Il existe un commentaire intéressant sur Séder Taharos appelé Michna Ahrona, dont l'auteur est très créatif, et il conteste cela. Il soutient que le problème ne s'applique pas du tout au premier examen. La plupart des commentateurs de la michna l'appliquent bien au premier examen, aussi son passage vaut-il la peine d'être consulté ; il est très créatif et analytique. Il présente lui aussi des difficultés, puisque le din peut être en jeu même lors du premier examen, car le kohen peut déclarer la personne métsora certain sur le champ.

« Velo bicheni », il ne peut pas non plus commencer lundi, car la seconde semaine s'achèverait alors à Chabbos : « chechavou'a cheni chelo hal lihyos beChabbos ». Suivez les jours : un examen commencé lundi place le septième jour au dimanche, ce dimanche ouvre la deuxième semaine, et le septième jour de la deuxième semaine arrive à Chabbos.

« Velo bachelichi levatim », et dans le cas des maisons, pas mardi non plus, « chechavou'a chelichi chelo hal lihyos beChabbos », parce que les maisons peuvent avoir une troisième semaine d'isolement.

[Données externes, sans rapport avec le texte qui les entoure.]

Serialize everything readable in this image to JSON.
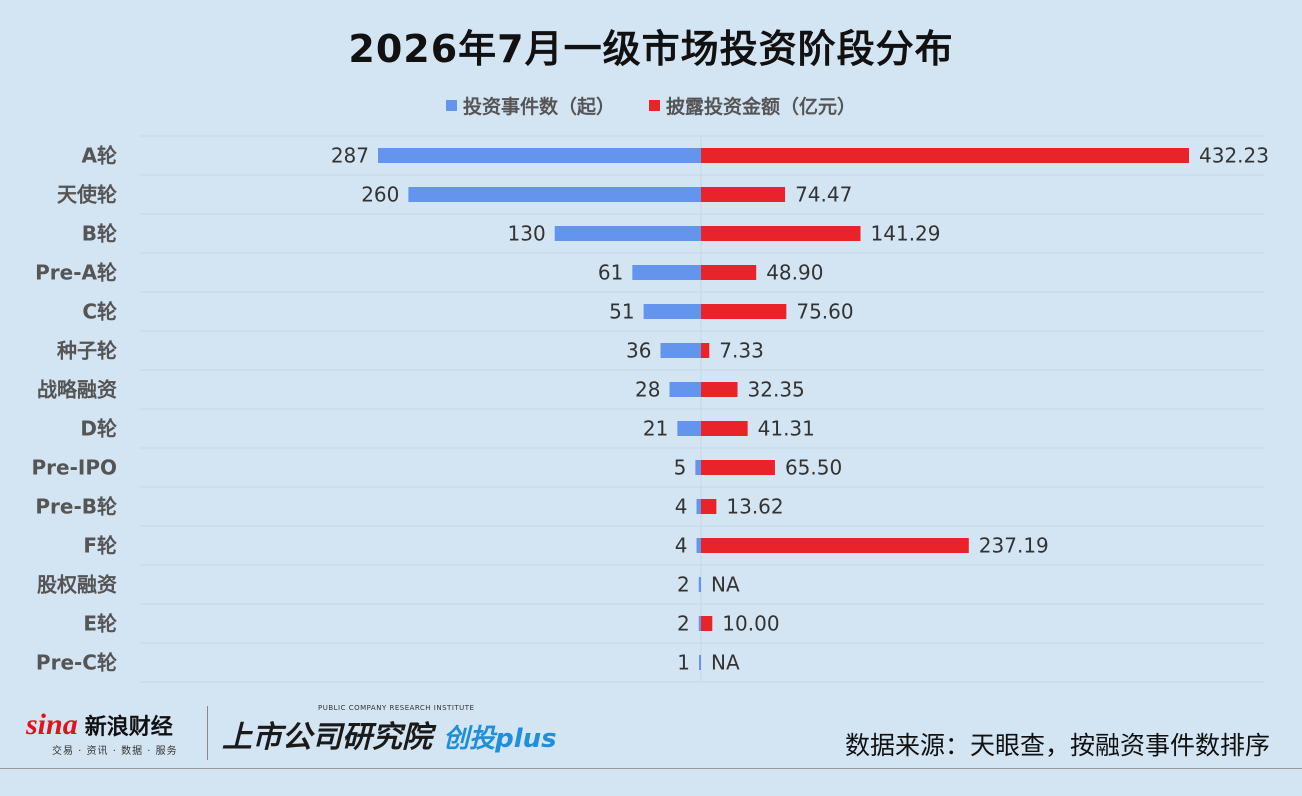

Un premier examen mardi amène le septième jour au lundi, lundi ouvre la deuxième semaine dont le septième jour est dimanche, et dimanche ouvre la troisième semaine dont le septième jour tombe à Chabbos.

« Rabi Akiva omer, Le'olam ro'in », Rabi Akiva dit que les examens peuvent être conduits n'importe quel jour. « Hal lihyos betoho Chabbos, ma'avirin le'ahar haChabbos », et si un jour d'examen se trouve tomber à Chabbos, par exemple une personne remarque à Chabbos ce qui pourrait être un nega tsaraas, la visite du kohen est reportée à après Chabbos.

La michna conclut : « Veyech badavar lehakel oulehahmir », et il y a en cette matière à la fois un allègement et une rigueur. Les conséquences du report peuvent tourner à l'avantage de la personne comme à son désavantage, et les michnayos qui suivent le détaillent. En bref : si à Chabbos il y avait un siman touma complet, de sorte qu'un kohen examinant à ce moment-là l'aurait déclaré tamé sur le champ, et que dimanche ce signe avait disparu, le report s'est révélé être un allègement. Si, en revanche, à Chabbos il n'y avait rien et que le kohen l'aurait renvoyé tahor, et que dimanche un siman touma était apparu exigeant soit un hesguer, soit une hahlata pure et simple, alors le report s'est révélé être une rigueur.